From Dore Gold in Israel Hayom: The Levy Report and the 'occupation' narrative
Looking back over the last two weeks, what appeared to hit a raw nerve with critics of the report of Justice Edmond Levy's committee was not what it had to say about the specific issues for which it was appointed, like zoning and planning in the West Bank, but rather with how it dealt with the broader narrative for describing the Israeli-Palestinian conflict. This became evident in how the reaction focused on the report's conclusion that "the classical laws of 'occupation' as set out in the relevant international conventions cannot be considered applicable to … Israel's presence in Judea and Samaria."
How did Justice Levy, who recently retired from Israel's Supreme Court, reach this conclusion along with his two colleagues? They argued that the Israeli presence in the West Bank was unique, sui generis, because there was no previously recognized sovereign there when it was captured by the Israel Defense Forces during the Six-Day War in 1967. The Jordanian declaration of sovereignty in 1950 had been rejected by the Arab states and the international community, as a whole, except for Britain and Pakistan.

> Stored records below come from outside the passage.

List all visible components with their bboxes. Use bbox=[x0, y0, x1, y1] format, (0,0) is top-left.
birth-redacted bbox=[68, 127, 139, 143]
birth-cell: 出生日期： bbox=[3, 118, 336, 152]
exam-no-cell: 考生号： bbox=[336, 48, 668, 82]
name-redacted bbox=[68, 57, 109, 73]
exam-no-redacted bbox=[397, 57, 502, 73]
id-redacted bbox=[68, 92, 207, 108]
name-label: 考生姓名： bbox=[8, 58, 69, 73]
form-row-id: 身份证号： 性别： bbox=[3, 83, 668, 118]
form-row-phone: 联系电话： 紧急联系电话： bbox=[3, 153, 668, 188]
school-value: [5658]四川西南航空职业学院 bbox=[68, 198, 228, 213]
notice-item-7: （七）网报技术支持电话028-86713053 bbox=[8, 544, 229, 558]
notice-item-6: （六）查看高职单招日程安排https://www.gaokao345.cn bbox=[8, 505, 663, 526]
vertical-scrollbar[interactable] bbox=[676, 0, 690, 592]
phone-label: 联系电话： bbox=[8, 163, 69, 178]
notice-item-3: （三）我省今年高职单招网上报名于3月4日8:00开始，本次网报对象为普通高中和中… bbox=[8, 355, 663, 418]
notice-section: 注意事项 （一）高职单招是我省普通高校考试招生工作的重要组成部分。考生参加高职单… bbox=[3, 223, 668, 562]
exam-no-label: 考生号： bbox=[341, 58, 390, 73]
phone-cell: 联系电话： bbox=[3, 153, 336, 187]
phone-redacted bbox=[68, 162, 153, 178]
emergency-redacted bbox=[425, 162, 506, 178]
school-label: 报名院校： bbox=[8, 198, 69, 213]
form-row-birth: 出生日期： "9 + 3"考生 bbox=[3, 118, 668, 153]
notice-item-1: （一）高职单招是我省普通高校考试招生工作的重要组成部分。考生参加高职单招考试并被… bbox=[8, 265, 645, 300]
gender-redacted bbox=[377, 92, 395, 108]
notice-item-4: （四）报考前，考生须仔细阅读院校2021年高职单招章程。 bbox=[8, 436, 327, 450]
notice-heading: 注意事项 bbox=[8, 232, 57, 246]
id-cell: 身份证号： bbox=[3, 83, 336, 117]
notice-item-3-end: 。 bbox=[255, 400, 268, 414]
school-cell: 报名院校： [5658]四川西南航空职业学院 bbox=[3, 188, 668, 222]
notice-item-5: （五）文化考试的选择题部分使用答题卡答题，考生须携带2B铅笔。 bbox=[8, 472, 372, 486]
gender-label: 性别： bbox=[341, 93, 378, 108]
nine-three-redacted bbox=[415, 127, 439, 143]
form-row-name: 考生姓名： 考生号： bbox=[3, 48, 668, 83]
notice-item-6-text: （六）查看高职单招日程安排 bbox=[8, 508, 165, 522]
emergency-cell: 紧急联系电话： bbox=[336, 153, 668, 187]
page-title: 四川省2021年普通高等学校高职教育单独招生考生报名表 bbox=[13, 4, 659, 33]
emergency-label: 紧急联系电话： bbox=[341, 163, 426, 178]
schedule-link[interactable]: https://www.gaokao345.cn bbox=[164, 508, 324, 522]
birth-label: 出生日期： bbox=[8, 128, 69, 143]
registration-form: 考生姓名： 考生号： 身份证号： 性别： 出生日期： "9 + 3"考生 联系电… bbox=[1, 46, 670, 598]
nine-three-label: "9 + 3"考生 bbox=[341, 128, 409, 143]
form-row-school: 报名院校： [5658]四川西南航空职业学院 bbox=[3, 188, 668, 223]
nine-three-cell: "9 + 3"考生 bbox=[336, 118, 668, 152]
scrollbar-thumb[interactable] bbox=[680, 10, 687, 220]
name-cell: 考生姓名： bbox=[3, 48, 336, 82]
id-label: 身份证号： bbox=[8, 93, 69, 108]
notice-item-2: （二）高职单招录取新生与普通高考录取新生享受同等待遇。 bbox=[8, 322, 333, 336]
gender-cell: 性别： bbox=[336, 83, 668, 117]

Moreover, as the Levy Report points out, the Jewish people still had residual historical and legal rights in the West Bank emanating from the British Mandate that were never cancelled, but rather were preserved by the U.N. Charter, under Article 80 — the famous “Palestine Clause” that was drafted, in part, to guarantee continuity with respect to Jewish rights from the League of Nations.
There were other issues that made the Israeli presence in the West Bank unique. With the advent of the Oslo Agreements in the 1990s, there was no longer an Israeli military government over the Palestinian population. Indeed, the famous 1949 Fourth Geneva Convention on occupied territories stipulates that an Occupying Power is bound to its terms “to the extent that such a Power exercises the function of government in such territory (Article 6).”
Yet the establishment of the Palestinian Authority in 1994, in accordance with the Oslo Accords, also made the situation complex: as a result, some functions of government were retained by the IDF, other functions were exercised by the Palestinians, and there were also shared powers. In other words, the situation on the ground in the West Bank was not black and white, which allowed moral judgments to be easily made about a continuing Israeli occupation. True, the Palestinians did not have an independent state, but they could not be considered to be under "occupation" when at the same time they were being ruled first by Yasser Arafat and then by his successor, Mahmoud Abbas.